The NYT made an argument to a judge about what they think is going on and how they think the copyright infringement is taking place and harming them. In their filings and hearings they present the reasoning and evidence they have that leads them to believe that a violation is occurring. The court makes a judgment on whether or not to order OpenAI to preserve and disclose information relevant to the case to the court.
It's not "just do what NYT wanted you to do," it's "do what the court orders you to do based on a lawsuit brought by a plaintiff and argued to the court."
I suggest you read the court filing: https://nytco-assets.nytimes.com/2023/12/NYT_Complaint_Dec20...
I'm confused, how does this not affect Enterprise or Edu? They clearly possess the data, so what makes them different legally?
> When we appeared before the Magistrate Judge on May 27, the Court clarified that ChatGPT Enterprise is excluded from preservation.
How much could the NYT back catalog be worth? Just buy it, ask the Saudis.
If a company is subject to a US court order that violates EU law, the company could face legal consequences in the EU for non-compliance with EU law.
The GDPR mandates specific consent and legal bases for processing data, including sharing it.
Assuming it is legal to share it for legal purposes one cant sufficiently anonymize the data. It needs to be accompanied by user data that allows requests to download it and for it to be deleted.
I wonder what the fine would be if they just delete it per user agreement.
I also wonder, could one, in the US, legally promise the customer they may delete their data then chose to keep it indefinitely and share it with others?
The ruling and situation aside, to what degree is it possible to enforce something like this and what are the penalties? Even in GDPR and other data protection cases, it seems super hard to enforce. Directives to keep or delete data basically require system level access, because the company can always CRUD their data whenever they want and whatever is in their best interest. Data can ask to be produced to a court periodically and audited which could maybe catch an individual case, I guess. There is basically no way to know without literally seizing the servers in an extreme case. Also, the consequences in most cases are a fine.
A.k.a. the cost of doing business.
Could you with a straight face argue that the NYT newspaper could be a surrogate girlfriend for you like a GPT can be? They maintain that it is obviously a transformative use and therefore not an infringement of copyright. You and I may disagree with this assertion, but you can see how they could see this as baseless, ridiculous, and frivolous when their livelihoods depend on that being the case.
Given that it's not explicitly mentioned as data not being affected, I'm assuming it is.
https://arstechnica.com/tech-policy/2025/06/openai-says-cour...

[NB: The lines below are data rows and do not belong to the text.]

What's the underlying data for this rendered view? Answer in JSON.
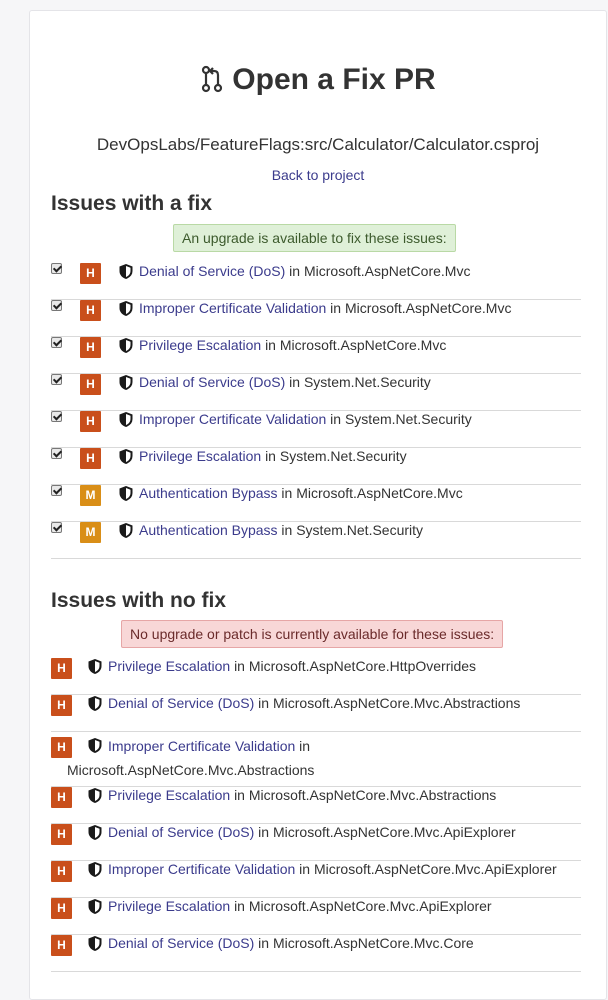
{
  "page": {
    "title": "Open a Fix PR",
    "project_path": "DevOpsLabs/FeatureFlags:src/Calculator/Calculator.csproj",
    "back_link": "Back to project",
    "in_word": "in"
  },
  "with_fix": {
    "heading": "Issues with a fix",
    "notice": "An upgrade is available to fix these issues:",
    "items": [
      {
        "severity": "H",
        "title": "Denial of Service (DoS)",
        "package": "Microsoft.AspNetCore.Mvc",
        "checked": true
      },
      {
        "severity": "H",
        "title": "Improper Certificate Validation",
        "package": "Microsoft.AspNetCore.Mvc",
        "checked": true
      },
      {
        "severity": "H",
        "title": "Privilege Escalation",
        "package": "Microsoft.AspNetCore.Mvc",
        "checked": true
      },
      {
        "severity": "H",
        "title": "Denial of Service (DoS)",
        "package": "System.Net.Security",
        "checked": true
      },
      {
        "severity": "H",
        "title": "Improper Certificate Validation",
        "package": "System.Net.Security",
        "checked": true
      },
      {
        "severity": "H",
        "title": "Privilege Escalation",
        "package": "System.Net.Security",
        "checked": true
      },
      {
        "severity": "M",
        "title": "Authentication Bypass",
        "package": "Microsoft.AspNetCore.Mvc",
        "checked": true
      },
      {
        "severity": "M",
        "title": "Authentication Bypass",
        "package": "System.Net.Security",
        "checked": true
      }
    ]
  },
  "no_fix": {
    "heading": "Issues with no fix",
    "notice": "No upgrade or patch is currently available for these issues:",
    "items": [
      {
        "severity": "H",
        "title": "Privilege Escalation",
        "package": "Microsoft.AspNetCore.HttpOverrides"
      },
      {
        "severity": "H",
        "title": "Denial of Service (DoS)",
        "package": "Microsoft.AspNetCore.Mvc.Abstractions"
      },
      {
        "severity": "H",
        "title": "Improper Certificate Validation",
        "package": "Microsoft.AspNetCore.Mvc.Abstractions"
      },
      {
        "severity": "H",
        "title": "Privilege Escalation",
        "package": "Microsoft.AspNetCore.Mvc.Abstractions"
      },
      {
        "severity": "H",
        "title": "Denial of Service (DoS)",
        "package": "Microsoft.AspNetCore.Mvc.ApiExplorer"
      },
      {
        "severity": "H",
        "title": "Improper Certificate Validation",
        "package": "Microsoft.AspNetCore.Mvc.ApiExplorer"
      },
      {
        "severity": "H",
        "title": "Privilege Escalation",
        "package": "Microsoft.AspNetCore.Mvc.ApiExplorer"
      },
      {
        "severity": "H",
        "title": "Denial of Service (DoS)",
        "package": "Microsoft.AspNetCore.Mvc.Core"
      }
    ]
  },
  "colors": {
    "severity_high": "#c94f1b",
    "severity_medium": "#d98e17",
    "link": "#3b3b8c"
  }
}
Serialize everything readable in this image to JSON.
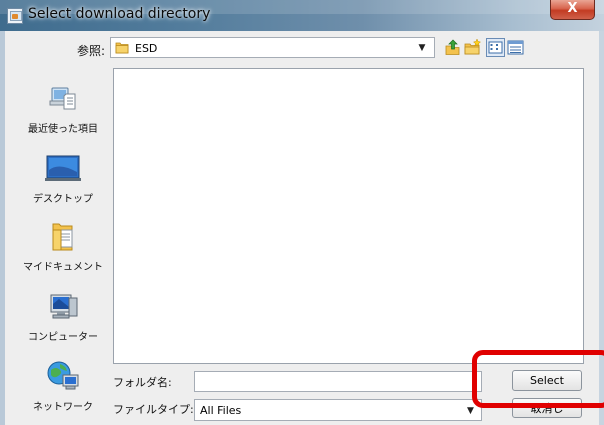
{
  "window": {
    "title": "Select download directory",
    "close_glyph": "X",
    "icon": "java-app-icon"
  },
  "toolbar": {
    "look_in_label": "参照:",
    "look_in_value": "ESD",
    "look_in_icon": "folder-icon",
    "buttons": [
      {
        "name": "up-folder-icon"
      },
      {
        "name": "new-folder-icon"
      },
      {
        "name": "list-view-icon"
      },
      {
        "name": "details-view-icon"
      }
    ]
  },
  "places": [
    {
      "label": "最近使った項目",
      "icon": "recent-items-icon"
    },
    {
      "label": "デスクトップ",
      "icon": "desktop-icon"
    },
    {
      "label": "マイドキュメント",
      "icon": "my-documents-icon"
    },
    {
      "label": "コンピューター",
      "icon": "computer-icon"
    },
    {
      "label": "ネットワーク",
      "icon": "network-icon"
    }
  ],
  "file_list": {
    "items": []
  },
  "form": {
    "folder_name_label": "フォルダ名:",
    "folder_name_value": "",
    "file_type_label": "ファイルタイプ:",
    "file_type_value": "All Files"
  },
  "buttons": {
    "select_label": "Select",
    "cancel_label": "取消し"
  },
  "annotation": {
    "highlight_color": "#e00000"
  },
  "colors": {
    "title_bar_start": "#3f6c8e",
    "close_button": "#c23b22",
    "content_bg": "#eeeeee"
  }
}
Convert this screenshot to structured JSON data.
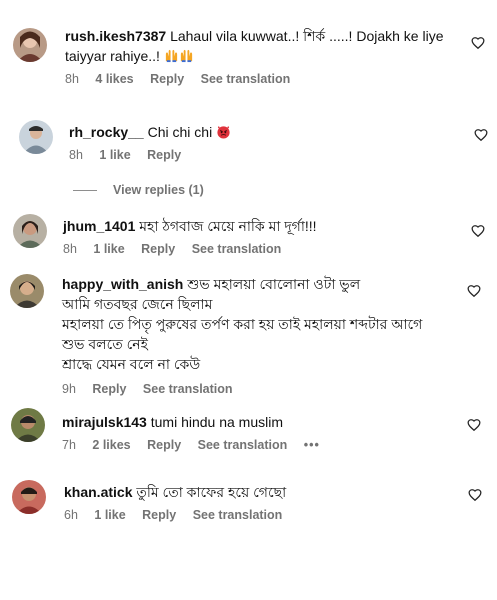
{
  "comments": [
    {
      "username": "rush.ikesh7387",
      "text_lines": [
        "Lahaul vila kuwwat..! শির্ক .....! Dojakh ke liye",
        "taiyyar rahiye..!"
      ],
      "time": "8h",
      "likes": "4 likes",
      "reply": "Reply",
      "see_translation": "See translation"
    },
    {
      "username": "rh_rocky__",
      "text_lines": [
        "Chi chi chi"
      ],
      "time": "8h",
      "likes": "1 like",
      "reply": "Reply"
    },
    {
      "username": "jhum_1401",
      "text_lines": [
        "মহা ঠগবাজ মেয়ে নাকি মা দূর্গা!!!"
      ],
      "time": "8h",
      "likes": "1 like",
      "reply": "Reply",
      "see_translation": "See translation"
    },
    {
      "username": "happy_with_anish",
      "text_lines": [
        "শুভ মহালয়া বোলোনা ওটা ভুল",
        "আমি গতবছর জেনে ছিলাম",
        "মহালয়া তে পিতৃ পুরুষের তর্পণ করা হয় তাই মহালয়া শব্দটার আগে",
        "শুভ বলতে নেই",
        "শ্রাদ্ধে যেমন বলে না কেউ"
      ],
      "time": "9h",
      "reply": "Reply",
      "see_translation": "See translation"
    },
    {
      "username": "mirajulsk143",
      "text_lines": [
        "tumi hindu na muslim"
      ],
      "time": "7h",
      "likes": "2 likes",
      "reply": "Reply",
      "see_translation": "See translation",
      "more": "•••"
    },
    {
      "username": "khan.atick",
      "text_lines": [
        "তুমি তো কাফের হয়ে গেছো"
      ],
      "time": "6h",
      "likes": "1 like",
      "reply": "Reply",
      "see_translation": "See translation"
    }
  ],
  "view_replies": "View replies (1)",
  "icons": {
    "like": "heart-outline-icon",
    "hands": "raised-hands-emoji",
    "angry": "angry-devil-emoji"
  },
  "colors": {
    "text": "#111111",
    "meta": "#737373",
    "emoji_hands": "#f5a623",
    "emoji_devil": "#e0323c"
  }
}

> We are taking steps to comply at this time because we must follow the law, but The New York Times’ demand does not align with our privacy standards. That is why we’re challenging it.

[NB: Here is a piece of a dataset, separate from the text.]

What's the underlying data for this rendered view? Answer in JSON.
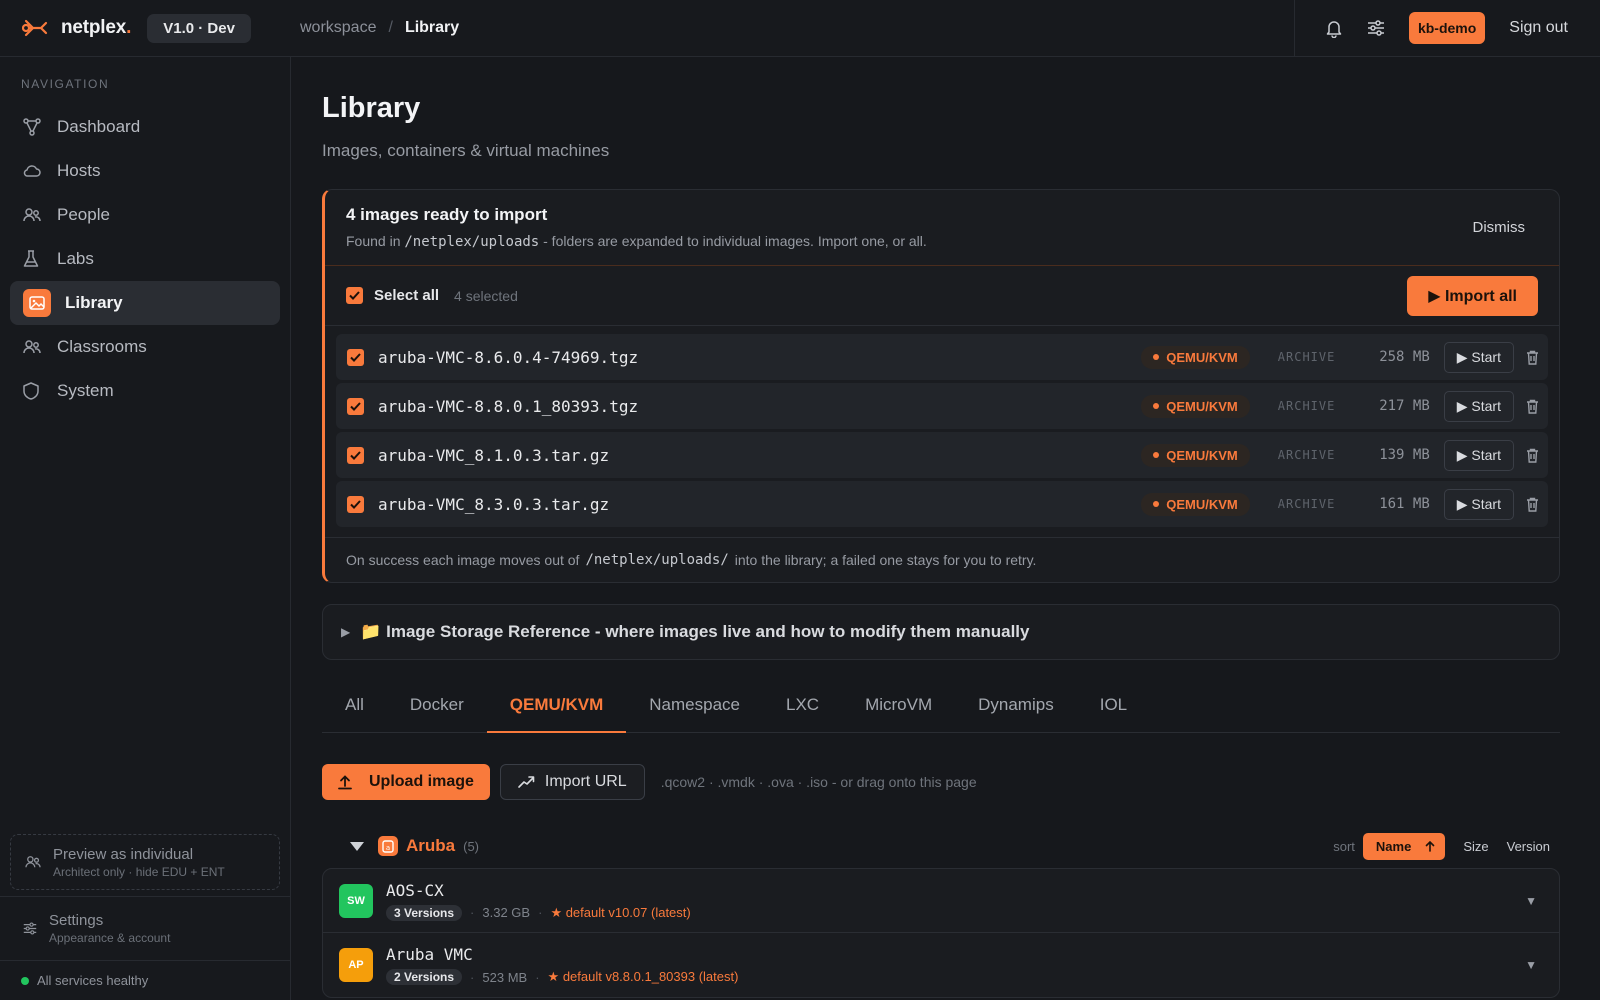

So basically no, lol. I wonder if we'll see the GDPR go head-to-head with Copyright Law here, that would be way more fun than OpenAI v NYT.

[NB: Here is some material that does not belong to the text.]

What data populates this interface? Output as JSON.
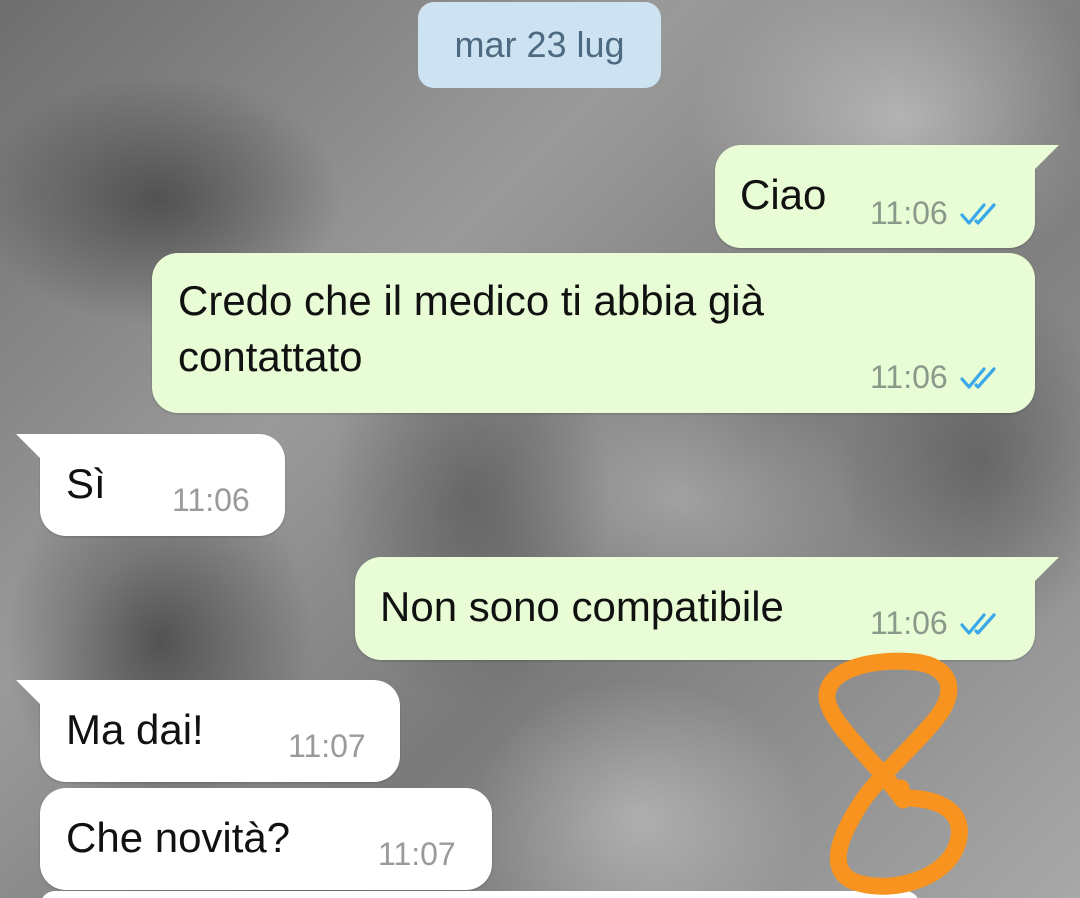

> The content covered by the court order is stored separately in a secure system. It’s protected under legal hold, meaning it can’t be accessed or used for purposes other than meeting legal obligations.
That's horse shit and OpenAI knows it. It means no such thing. A legal hold is just a 'preservation order'. It says absolutely nothing about other access or use.
The GDPR does not say that you can never be proven to have done something wrong in a court of law.
A legal hold requires no such thing and there would be no such requirement in it. They are perfectly free to access and use it for any reason.
So user privacy is definitely implicated.
They are being challenged because NYT believes that ChatGPT was trained with copyrighted data.
NYT naively push to find a way to prove that NYT data is being used in user chats and how often.
OpenAI spin that to NYT are invading user privacy.
It’s quite transparent as to what they are doing here.
The order the judge issued is irresponsible. Maybe ChatGPT did get too cute in its discovery responses, but the remedy isn’t to trample the rights of third parties.